To connect a VLM-based digital agent UI to this stream:

./tools/env_setup/install_vlm_surgical_agent_fx.sh

Then open http://127.0.0.1:8050 and connect the UI livestream to the WebRTC server (for instance http://localhost:8080).

Start

To start constructing with Project Rheo:

  • Get up an Isaac Sim environment
  • Import or reconstruct a hospital space
  • Record one expert workflow
  • Generate synthetic variations
  • Train a straightforward policy in Isaac Lab
  • Run validation scenarios

Start small.
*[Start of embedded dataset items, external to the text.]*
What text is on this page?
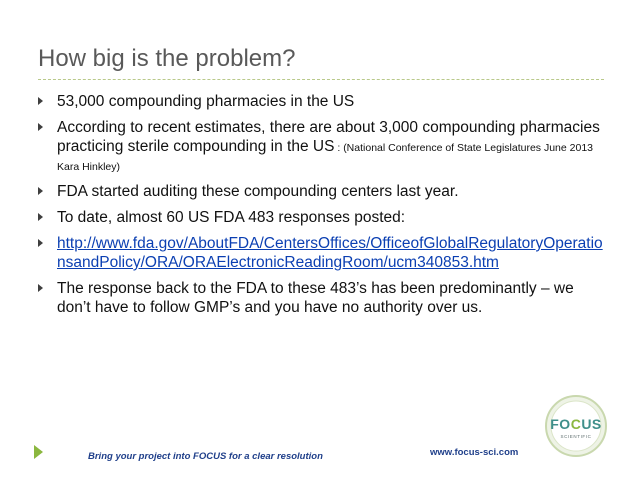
How big is the problem?
53,000 compounding pharmacies in the US
According to recent estimates, there are about 3,000 compounding pharmacies practicing sterile compounding in the US : (National Conference of State Legislatures June 2013 Kara Hinkley)
FDA started auditing these compounding centers last year.
To date, almost 60 US FDA 483 responses posted:
http://www.fda.gov/AboutFDA/CentersOffices/OfficeofGlobalRegulatoryOperationsandPolicy/ORA/ORAElectronicReadingRoom/ucm340853.htm
The response back to the FDA to these 483’s has been predominantly – we don’t have to follow GMP’s and you have no authority over us.
Bring your project into FOCUS for a clear resolution	www.focus-sci.com
FOCUS
SCIENTIFIC
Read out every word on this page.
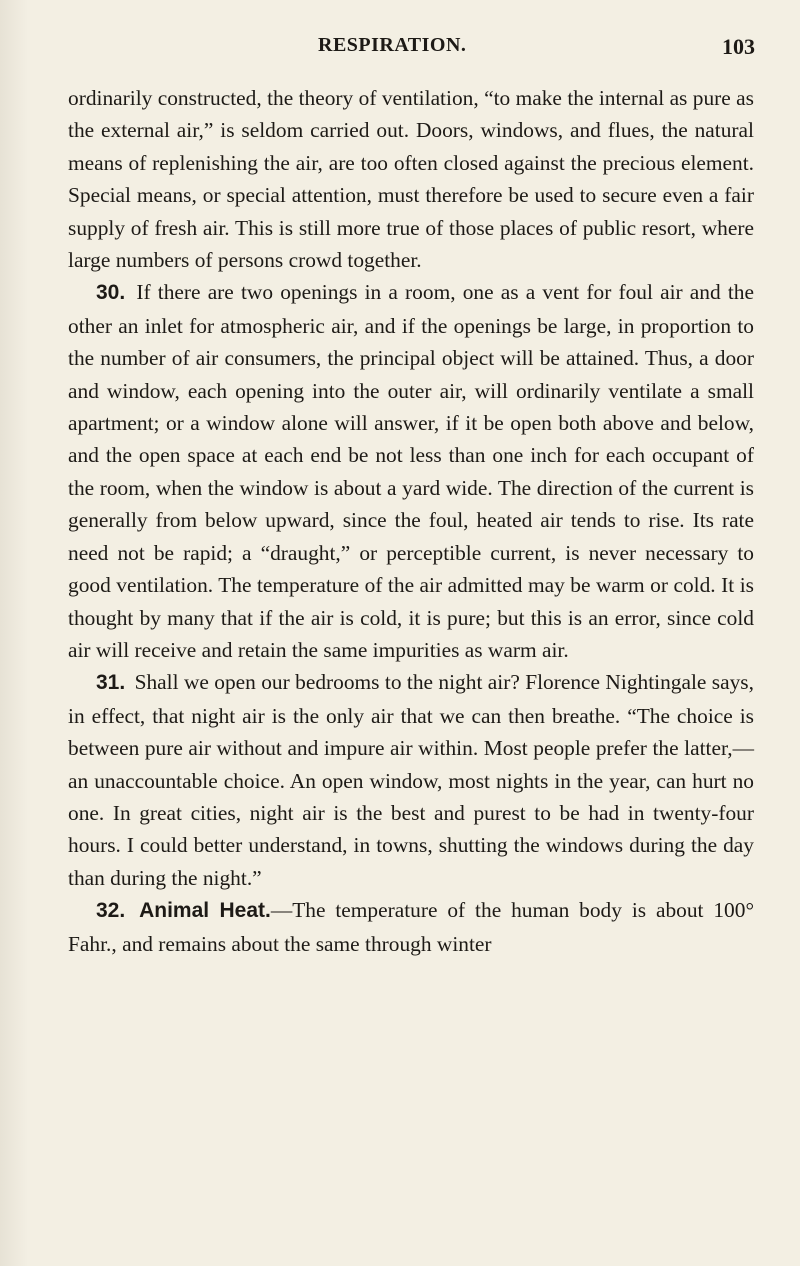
RESPIRATION.	103

ordinarily constructed, the theory of ventilation, “to make the internal as pure as the external air,” is seldom carried out. Doors, windows, and flues, the natural means of replenishing the air, are too often closed against the precious element. Special means, or special attention, must therefore be used to secure even a fair supply of fresh air. This is still more true of those places of public resort, where large numbers of persons crowd together.

30. If there are two openings in a room, one as a vent for foul air and the other an inlet for atmospheric air, and if the openings be large, in proportion to the number of air consumers, the principal object will be attained. Thus, a door and window, each opening into the outer air, will ordinarily ventilate a small apartment; or a window alone will answer, if it be open both above and below, and the open space at each end be not less than one inch for each occupant of the room, when the window is about a yard wide. The direction of the current is generally from below upward, since the foul, heated air tends to rise. Its rate need not be rapid; a “draught,” or perceptible current, is never necessary to good ventilation. The temperature of the air admitted may be warm or cold. It is thought by many that if the air is cold, it is pure; but this is an error, since cold air will receive and retain the same impurities as warm air.

31. Shall we open our bedrooms to the night air? Florence Nightingale says, in effect, that night air is the only air that we can then breathe. “The choice is between pure air without and impure air within. Most people prefer the latter,—an unaccountable choice. An open window, most nights in the year, can hurt no one. In great cities, night air is the best and purest to be had in twenty-four hours. I could better understand, in towns, shutting the windows during the day than during the night.”

32. Animal Heat.—The temperature of the human body is about 100° Fahr., and remains about the same through winter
One room. One task. One robot.

The workflow scales naturally from there.

Healthcare robotics is moving beyond static devices to autonomous, learning systems. Project Rheo transforms hospitals into continuous training environments, enabling systems to learn and adapt before they ever interact with a patient.

It’s time to construct. Start architecting your next-generation medical AI with the Project Rheo blueprint today.